BUGH! Nera melempar bantal padat pada muka Randi.


"Yah... dan gini nih kalau bego di pelihara!" kata Nera dengan kesal.


"Ampun!!"


"Kau sih! ngapain ngurusin hidup orang?!" tanya Nera.


"Ha.. ha, kenapa ya hari ini? selalu membahas tentang calon? dan pendamping hiduplah, apalah" batin Amanda yang terheran.


"Eh ya! kak Toni gimana kak Nera? udah bisa pulang?" tanya Amanda.


"Kenapa?"


"Itu... si pembuat masalah ada di sini, bahaya kalau bisa beradu dengan Toni, apalagi dia aja udah kurang ajar padaku, apalagi dengan Toni!" kata Nera.


"Se... Sepertinya benar, Dasar... " ujar Amanda.


"Bahkan Apartemen ini akan berkesan seperti Apartemen pembantaian jika Kak Toni dan Rafa-Nii bertengkar" batin Amanda.


"Tapi, dimana Pak Vandro? lama ngga kelihatan" ujar Amanda.


"Vandro sedang ada di ruangannya, sebaiknya jangan di ganggu" kata Randi.

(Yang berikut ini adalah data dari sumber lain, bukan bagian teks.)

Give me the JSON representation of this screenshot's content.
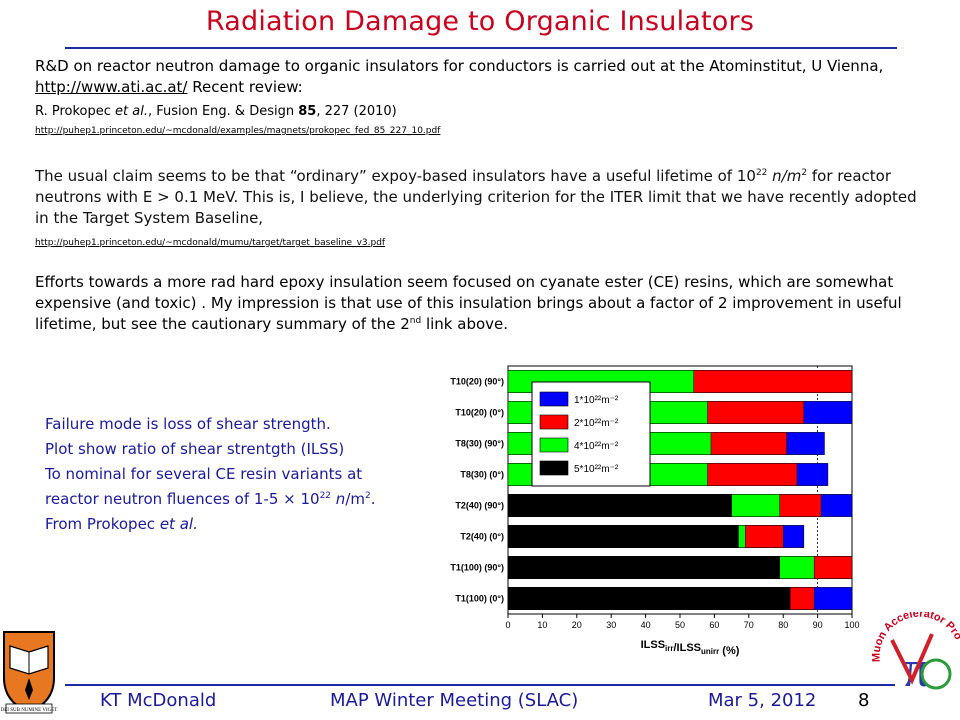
{
  "title": "Radiation Damage to Organic Insulators",
  "p1": {
    "text": "R&D on reactor neutron damage to organic insulators for conductors is carried out at the Atominstitut, U Vienna, ",
    "url": "http://www.ati.ac.at/",
    "tail": "   Recent review:"
  },
  "ref": {
    "authors": "R. Prokopec ",
    "etal": "et al.",
    "journal": ",  Fusion Eng. & Design ",
    "volume": "85",
    "pages": ", 227 (2010)"
  },
  "link1": "http://puhep1.princeton.edu/~mcdonald/examples/magnets/prokopec_fed_85_227_10.pdf",
  "p2": {
    "a": "The usual claim seems to be that “ordinary” expoy-based insulators have a useful lifetime of 10",
    "exp": "22",
    "b": " n/m",
    "exp2": "2",
    "c": " for reactor neutrons with E > 0.1 MeV.   This is, I believe, the underlying criterion for the ITER limit that we have recently adopted in the Target System Baseline,"
  },
  "link2": "http://puhep1.princeton.edu/~mcdonald/mumu/target/target_baseline_v3.pdf",
  "p3": {
    "a": "Efforts towards a more rad hard epoxy insulation seem focused on cyanate ester (CE) resins, which are somewhat expensive (and toxic) . My impression is that use of this insulation brings about a factor of 2 improvement in useful lifetime, but see the cautionary summary of the 2",
    "sup": "nd",
    "b": "  link above."
  },
  "failure": {
    "l1": "Failure mode is loss of shear strength.",
    "l2": "Plot show ratio of shear strentgth (ILSS)",
    "l3": "To nominal for several CE resin variants at",
    "l4a": "reactor neutron fluences of 1-5 × 10",
    "l4exp": "22",
    "l4b": " n",
    "l4c": "/m",
    "l4exp2": "2",
    "l4d": ".",
    "l5a": "From Prokopec ",
    "l5b": "et al."
  },
  "chart_data": {
    "type": "bar",
    "orientation": "horizontal",
    "xlabel": "ILSS",
    "xlabel_sub1": "irr",
    "xlabel_mid": "/ILSS",
    "xlabel_sub2": "unirr",
    "xlabel_unit": " (%)",
    "xlim": [
      0,
      100
    ],
    "xticks": [
      0,
      10,
      20,
      30,
      40,
      50,
      60,
      70,
      80,
      90,
      100
    ],
    "categories": [
      "T10(20) (90°)",
      "T10(20) (0°)",
      "T8(30) (90°)",
      "T8(30) (0°)",
      "T2(40) (90°)",
      "T2(40) (0°)",
      "T1(100) (90°)",
      "T1(100) (0°)"
    ],
    "series": [
      {
        "name": "1*10²²m⁻²",
        "color": "#0000ff",
        "values": [
          100,
          100,
          92,
          93,
          100,
          86,
          100,
          100
        ]
      },
      {
        "name": "2*10²²m⁻²",
        "color": "#ff0000",
        "values": [
          100,
          86,
          81,
          84,
          91,
          80,
          100,
          89
        ]
      },
      {
        "name": "4*10²²m⁻²",
        "color": "#00ff00",
        "values": [
          54,
          58,
          59,
          58,
          79,
          69,
          89,
          82
        ]
      },
      {
        "name": "5*10²²m⁻²",
        "color": "#000000",
        "values": [
          null,
          null,
          null,
          null,
          65,
          67,
          79,
          82
        ]
      }
    ],
    "reference_line": 90,
    "legend_position": "top-center"
  },
  "footer": {
    "author": "KT McDonald",
    "meeting": "MAP Winter Meeting  (SLAC)",
    "date": "Mar 5, 2012",
    "page": "8"
  },
  "logos": {
    "muon": "Muon Accelerator Program",
    "pi": "π",
    "seal": "DEI SUB NUMINE VIGET"
  },
  "colors": {
    "title": "#c8001e",
    "rule": "#1f2aa8",
    "accent_text": "#1a1a9a"
  }
}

"Oh, ya udah... aku ke kamar dulu ya kak, Pak" kata Amanda.


"Ya"


No. 10....


"Hmf... " Amanda menghembuskan nafas pelan, sambil melangkah menuju lift kapsul dan membawa beberapa kertas tebal.


Ruang kerja Andra....


"Kak Andra"


"Ada apa?"


"Aku ingin memberikan ini"


"Ng? apa ini? semacam berkas?" tanya Andra.

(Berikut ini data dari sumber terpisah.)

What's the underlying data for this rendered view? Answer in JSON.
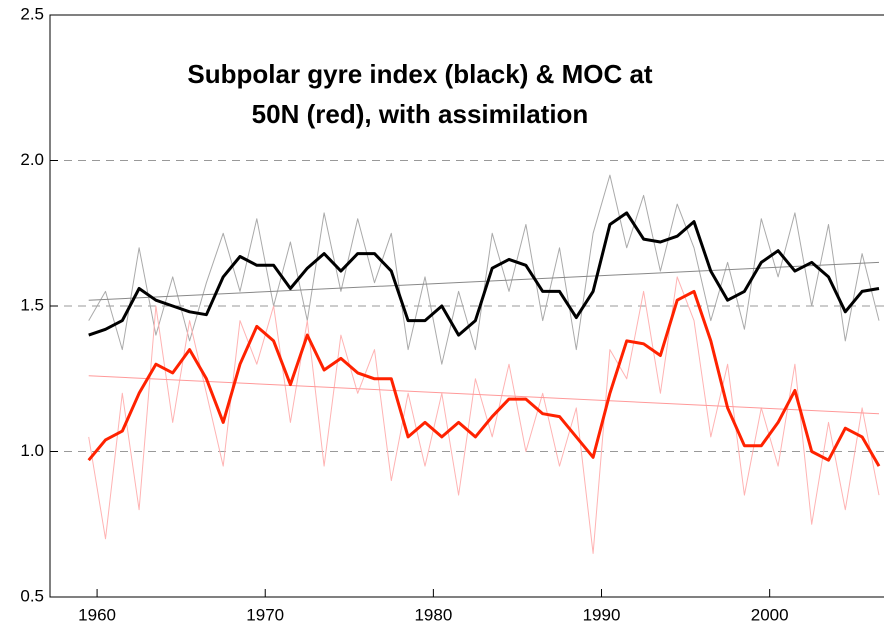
{
  "chart_data": {
    "type": "line",
    "title": [
      "Subpolar gyre index (black) & MOC at",
      "50N (red), with assimilation"
    ],
    "x": [
      1959.5,
      1960.5,
      1961.5,
      1962.5,
      1963.5,
      1964.5,
      1965.5,
      1966.5,
      1967.5,
      1968.5,
      1969.5,
      1970.5,
      1971.5,
      1972.5,
      1973.5,
      1974.5,
      1975.5,
      1976.5,
      1977.5,
      1978.5,
      1979.5,
      1980.5,
      1981.5,
      1982.5,
      1983.5,
      1984.5,
      1985.5,
      1986.5,
      1987.5,
      1988.5,
      1989.5,
      1990.5,
      1991.5,
      1992.5,
      1993.5,
      1994.5,
      1995.5,
      1996.5,
      1997.5,
      1998.5,
      1999.5,
      2000.5,
      2001.5,
      2002.5,
      2003.5,
      2004.5,
      2005.5,
      2006.5
    ],
    "series": [
      {
        "color": "#aaaaaa",
        "width": 1,
        "values": [
          1.45,
          1.55,
          1.35,
          1.7,
          1.4,
          1.6,
          1.38,
          1.58,
          1.75,
          1.55,
          1.8,
          1.5,
          1.72,
          1.45,
          1.82,
          1.55,
          1.8,
          1.58,
          1.75,
          1.35,
          1.6,
          1.3,
          1.55,
          1.35,
          1.75,
          1.55,
          1.78,
          1.45,
          1.7,
          1.35,
          1.75,
          1.95,
          1.7,
          1.88,
          1.62,
          1.85,
          1.7,
          1.45,
          1.65,
          1.42,
          1.8,
          1.6,
          1.82,
          1.5,
          1.78,
          1.38,
          1.68,
          1.45
        ]
      },
      {
        "color": "#ffb3b3",
        "width": 1,
        "values": [
          1.05,
          0.7,
          1.2,
          0.8,
          1.5,
          1.1,
          1.45,
          1.2,
          0.95,
          1.45,
          1.3,
          1.5,
          1.1,
          1.45,
          0.95,
          1.4,
          1.2,
          1.35,
          0.9,
          1.2,
          0.95,
          1.2,
          0.85,
          1.25,
          1.05,
          1.3,
          1.0,
          1.2,
          0.95,
          1.15,
          0.65,
          1.35,
          1.25,
          1.55,
          1.2,
          1.6,
          1.45,
          1.05,
          1.3,
          0.85,
          1.15,
          0.95,
          1.3,
          0.75,
          1.1,
          0.8,
          1.15,
          0.85
        ]
      },
      {
        "color": "#888888",
        "width": 1,
        "x": [
          1959.5,
          2006.5
        ],
        "values": [
          1.52,
          1.65
        ]
      },
      {
        "color": "#ff9999",
        "width": 1,
        "x": [
          1959.5,
          2006.5
        ],
        "values": [
          1.26,
          1.13
        ]
      },
      {
        "color": "#000000",
        "width": 3,
        "values": [
          1.4,
          1.42,
          1.45,
          1.56,
          1.52,
          1.5,
          1.48,
          1.47,
          1.6,
          1.67,
          1.64,
          1.64,
          1.56,
          1.63,
          1.68,
          1.62,
          1.68,
          1.68,
          1.62,
          1.45,
          1.45,
          1.5,
          1.4,
          1.45,
          1.63,
          1.66,
          1.64,
          1.55,
          1.55,
          1.46,
          1.55,
          1.78,
          1.82,
          1.73,
          1.72,
          1.74,
          1.79,
          1.62,
          1.52,
          1.55,
          1.65,
          1.69,
          1.62,
          1.65,
          1.6,
          1.48,
          1.55,
          1.56
        ]
      },
      {
        "color": "#ff2200",
        "width": 3,
        "values": [
          0.97,
          1.04,
          1.07,
          1.2,
          1.3,
          1.27,
          1.35,
          1.25,
          1.1,
          1.3,
          1.43,
          1.38,
          1.23,
          1.4,
          1.28,
          1.32,
          1.27,
          1.25,
          1.25,
          1.05,
          1.1,
          1.05,
          1.1,
          1.05,
          1.12,
          1.18,
          1.18,
          1.13,
          1.12,
          1.05,
          0.98,
          1.2,
          1.38,
          1.37,
          1.33,
          1.52,
          1.55,
          1.38,
          1.15,
          1.02,
          1.02,
          1.1,
          1.21,
          1.0,
          0.97,
          1.08,
          1.05,
          0.95
        ]
      }
    ],
    "xlim": [
      1957.2,
      2006.8
    ],
    "ylim": [
      0.5,
      2.5
    ],
    "xticks": [
      1960,
      1970,
      1980,
      1990,
      2000
    ],
    "yticks": [
      {
        "value": 0.5,
        "label": "0.5"
      },
      {
        "value": 1,
        "label": "1.0"
      },
      {
        "value": 1.5,
        "label": "1.5"
      },
      {
        "value": 2,
        "label": "2.0"
      },
      {
        "value": 2.5,
        "label": "2.5"
      }
    ],
    "grid": true
  }
}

"Aku akan memberikan ini, jika kak Andra mau menjawab pertanyaan ku secara jujur" kata Amanda.


"Dia Serius" batin Andra.


"Tentang apa?" tanya Andra.


"Apakah kak Andra mengetahui tentang Organisasi Night Darkness?" tanya Amanda.


Andra hanya berkeringat dan terdiam.


"Aku hanya meminta jawaban kak! iya atau tidak?" tanya Amanda.


"Haaah... baiklah kakak kalah, iya, kakak tahu tentang Organisasi itu" ujar Andra.


"Lalu kenapa? dan juga membawa berkas?" tanya Andra.


"Berkas ini adalah informasi Organisasi yang telah ku kumpulkan menjadi satu, Kak Andra harus memenuhi yang ku pertanyakan karena ini masalah serius, aku akan memberikan berkas ini jika urusan ku selesai" Jelas Amanda.


"Ng? sebuah tantangan ya?"


"Kenapa? apakah kak Andra ngga berani?" tanya Amanda.


"Tentu saja tidak, baiklah... sekarang apa yang kamu inginkan dek?" tanya Andra.


"Pertama, aku ingin agar kak Andra menceritakan tentang Organisasi itu yang kakak tahu"


"Lalu?"


"Kedua, aku ingin kita bekerja sama dalam mengolah informasi Organisasi itu"


"Itu saja?"


"Benar, apakah kakak keberatan?"


"Sejujurnya dek, ini bisa saja membahayakan nyawamu" kata Andra.


"Tapi mengorbankan nyawa demi menghancurkan Organisasi itu jauh lebih penting!" kata Amanda.


"Bagaimana caranya kau akan mengorbankan nyawa tapi kalau kamu sendiri saja tidak bisa menjaga dirimu?" tanya Andra.


"Lho? apa maksud kakak kalau kakak lebih mampu daripada aku?" tanya Amanda.